Vespa Velutina Nigritorax: a new causative agent for anaphylaxis
© Tabar et al; licensee BioMed Central Ltd. 2015
Published: 30 March 2015
Vespa Velutina (Vespidae family, Genus Vespa) (VV) is a wasp whose origin is Asia. It was first found in Europe by the end of 2005 in southern France, even though its arrival probably took place in Bordeaux in a wood container one year before. Since then, they have spread throughout 32 departments in France, getting to Guipuzcoa by 2011 and are already present in Navarre, attacking beehives, causing damages and social concern.

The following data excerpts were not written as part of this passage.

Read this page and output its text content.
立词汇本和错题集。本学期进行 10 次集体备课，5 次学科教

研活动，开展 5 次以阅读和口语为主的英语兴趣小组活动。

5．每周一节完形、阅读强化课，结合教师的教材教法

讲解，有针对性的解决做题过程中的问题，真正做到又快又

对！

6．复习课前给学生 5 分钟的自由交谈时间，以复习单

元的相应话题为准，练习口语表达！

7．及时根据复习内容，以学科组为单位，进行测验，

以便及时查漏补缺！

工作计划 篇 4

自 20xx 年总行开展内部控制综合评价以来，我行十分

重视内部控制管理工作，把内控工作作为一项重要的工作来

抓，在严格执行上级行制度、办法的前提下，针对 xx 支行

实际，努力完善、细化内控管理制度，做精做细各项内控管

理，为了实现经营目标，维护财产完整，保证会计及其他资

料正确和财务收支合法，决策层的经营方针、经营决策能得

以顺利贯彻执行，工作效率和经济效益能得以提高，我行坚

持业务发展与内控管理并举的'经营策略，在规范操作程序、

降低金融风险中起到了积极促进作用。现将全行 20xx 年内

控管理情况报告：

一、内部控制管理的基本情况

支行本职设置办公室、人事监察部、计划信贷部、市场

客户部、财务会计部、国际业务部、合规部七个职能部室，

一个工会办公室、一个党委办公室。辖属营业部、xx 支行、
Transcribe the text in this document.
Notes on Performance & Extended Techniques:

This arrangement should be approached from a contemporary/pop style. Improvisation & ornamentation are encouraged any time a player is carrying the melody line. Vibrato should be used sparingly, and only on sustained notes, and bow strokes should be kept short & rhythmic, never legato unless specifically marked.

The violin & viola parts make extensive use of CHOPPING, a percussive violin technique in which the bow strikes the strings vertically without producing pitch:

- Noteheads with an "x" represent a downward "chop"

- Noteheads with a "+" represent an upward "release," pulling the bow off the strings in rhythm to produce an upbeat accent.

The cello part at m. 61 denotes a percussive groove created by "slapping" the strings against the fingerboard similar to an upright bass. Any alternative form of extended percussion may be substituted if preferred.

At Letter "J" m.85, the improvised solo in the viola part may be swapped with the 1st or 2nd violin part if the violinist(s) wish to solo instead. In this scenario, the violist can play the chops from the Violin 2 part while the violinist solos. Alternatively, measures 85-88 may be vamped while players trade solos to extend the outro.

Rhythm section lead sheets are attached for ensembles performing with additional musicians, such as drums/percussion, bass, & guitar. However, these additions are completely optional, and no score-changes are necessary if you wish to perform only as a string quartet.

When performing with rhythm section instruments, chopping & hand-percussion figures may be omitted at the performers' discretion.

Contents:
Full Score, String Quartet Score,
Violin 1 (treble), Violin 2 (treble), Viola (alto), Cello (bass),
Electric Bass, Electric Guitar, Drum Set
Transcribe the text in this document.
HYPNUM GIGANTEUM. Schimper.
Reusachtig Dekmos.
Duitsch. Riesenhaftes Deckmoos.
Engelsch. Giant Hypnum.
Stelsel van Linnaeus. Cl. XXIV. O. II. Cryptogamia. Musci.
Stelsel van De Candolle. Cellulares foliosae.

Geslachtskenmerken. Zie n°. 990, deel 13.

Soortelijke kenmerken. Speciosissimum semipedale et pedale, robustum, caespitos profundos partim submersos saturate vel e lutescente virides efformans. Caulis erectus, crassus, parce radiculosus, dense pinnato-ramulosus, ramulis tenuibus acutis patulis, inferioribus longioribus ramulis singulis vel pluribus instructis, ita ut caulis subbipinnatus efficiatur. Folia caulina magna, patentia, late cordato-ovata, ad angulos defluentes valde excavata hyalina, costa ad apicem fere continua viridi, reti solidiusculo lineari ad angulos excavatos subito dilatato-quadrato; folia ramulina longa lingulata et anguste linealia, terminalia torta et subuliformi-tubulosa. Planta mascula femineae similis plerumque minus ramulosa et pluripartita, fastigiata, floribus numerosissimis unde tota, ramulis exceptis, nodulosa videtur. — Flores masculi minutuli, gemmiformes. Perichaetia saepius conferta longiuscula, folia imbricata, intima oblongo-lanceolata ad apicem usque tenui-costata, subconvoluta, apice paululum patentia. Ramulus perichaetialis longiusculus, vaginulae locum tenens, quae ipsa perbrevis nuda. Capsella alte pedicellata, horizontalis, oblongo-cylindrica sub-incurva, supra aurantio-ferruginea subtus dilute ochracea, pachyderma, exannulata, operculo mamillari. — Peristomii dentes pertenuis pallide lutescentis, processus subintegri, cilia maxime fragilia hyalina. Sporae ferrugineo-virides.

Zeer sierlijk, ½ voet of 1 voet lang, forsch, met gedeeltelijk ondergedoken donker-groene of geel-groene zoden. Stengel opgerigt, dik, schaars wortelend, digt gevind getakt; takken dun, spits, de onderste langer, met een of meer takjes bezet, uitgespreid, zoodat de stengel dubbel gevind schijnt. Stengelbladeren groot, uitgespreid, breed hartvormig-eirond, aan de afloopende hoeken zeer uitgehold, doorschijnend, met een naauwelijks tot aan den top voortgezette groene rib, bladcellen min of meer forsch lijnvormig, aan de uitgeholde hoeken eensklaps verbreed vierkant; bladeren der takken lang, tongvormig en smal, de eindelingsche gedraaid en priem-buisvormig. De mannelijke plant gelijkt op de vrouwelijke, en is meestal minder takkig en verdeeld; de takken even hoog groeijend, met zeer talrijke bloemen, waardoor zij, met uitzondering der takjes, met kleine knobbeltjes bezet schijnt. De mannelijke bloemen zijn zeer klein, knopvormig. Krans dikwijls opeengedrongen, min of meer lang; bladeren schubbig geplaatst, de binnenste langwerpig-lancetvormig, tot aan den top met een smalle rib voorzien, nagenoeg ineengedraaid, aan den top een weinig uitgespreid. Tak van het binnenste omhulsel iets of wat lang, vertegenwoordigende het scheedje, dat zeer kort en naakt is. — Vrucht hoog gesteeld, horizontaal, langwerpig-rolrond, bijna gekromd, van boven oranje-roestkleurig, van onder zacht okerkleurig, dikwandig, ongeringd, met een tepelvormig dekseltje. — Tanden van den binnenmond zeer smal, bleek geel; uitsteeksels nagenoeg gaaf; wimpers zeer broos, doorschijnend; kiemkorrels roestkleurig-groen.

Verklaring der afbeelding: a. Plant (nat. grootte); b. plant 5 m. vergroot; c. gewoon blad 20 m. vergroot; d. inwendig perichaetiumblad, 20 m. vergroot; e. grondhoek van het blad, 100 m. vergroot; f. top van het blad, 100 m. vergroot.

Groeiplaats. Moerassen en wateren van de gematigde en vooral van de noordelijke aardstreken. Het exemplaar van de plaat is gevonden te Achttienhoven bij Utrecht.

We describe the clinical and etiological study carried out in 8 patients who suffered reactions (7 Systemic and 1 Large Local reaction (LLR) after VV stings.)
Material and methods
• After a thorough history we performed:
• Skin tests with Apis mellifera, Vespula and Polistes dominulus spp commercial extracts
• Total IgE and baseline Tryptase determinations
• Specific IgE against full extract of Apis mellifera, Vespula spp, Polistes dominulus and Vespa crabro.
• Specific IgE against components using ImmunoCAP with Api m1, Pol d5, Ves Ves v1 and v5
• A sample of VV venom (Spring Mills, PA, USA) was obtained and a IgE - immunoblotting performed using the individual serum of the patients.
• 7 patients suffered systemic reactions grade IV and one a LLR.
• 5 patients had positive skin tests with other vespid venom extracts
• We detected specific IgE to complete extract from other vespids in 6 patients.
• All the patients but one with a LLR recognized a protein of 23 kDa in the venom of VV. This protein was specifically recognized by anti-Ves v5 antibodies, indicating that it was the VV antigen 5 (Ves ve5). The amino acid sequence of seven tryptic peptides to Ves ve5 showed 70-100% homology with Ves c5, 54-85% with Ves v5 and 40-81% with Pol d5 sequences.
The detection of specific IgE against antigen 5 from other vespids (Ves c5, Ves v5 and Pol d5) suggest the presence of an antigen 5 in Vespa velutina that shows cross-reaction with the counterparts of the most frequents vespids. The question that remains to be answered is whether the available immunotherapy for these counterparts could be effective in these patients, since there is no possibility of treatment with the specific venom, not marketed.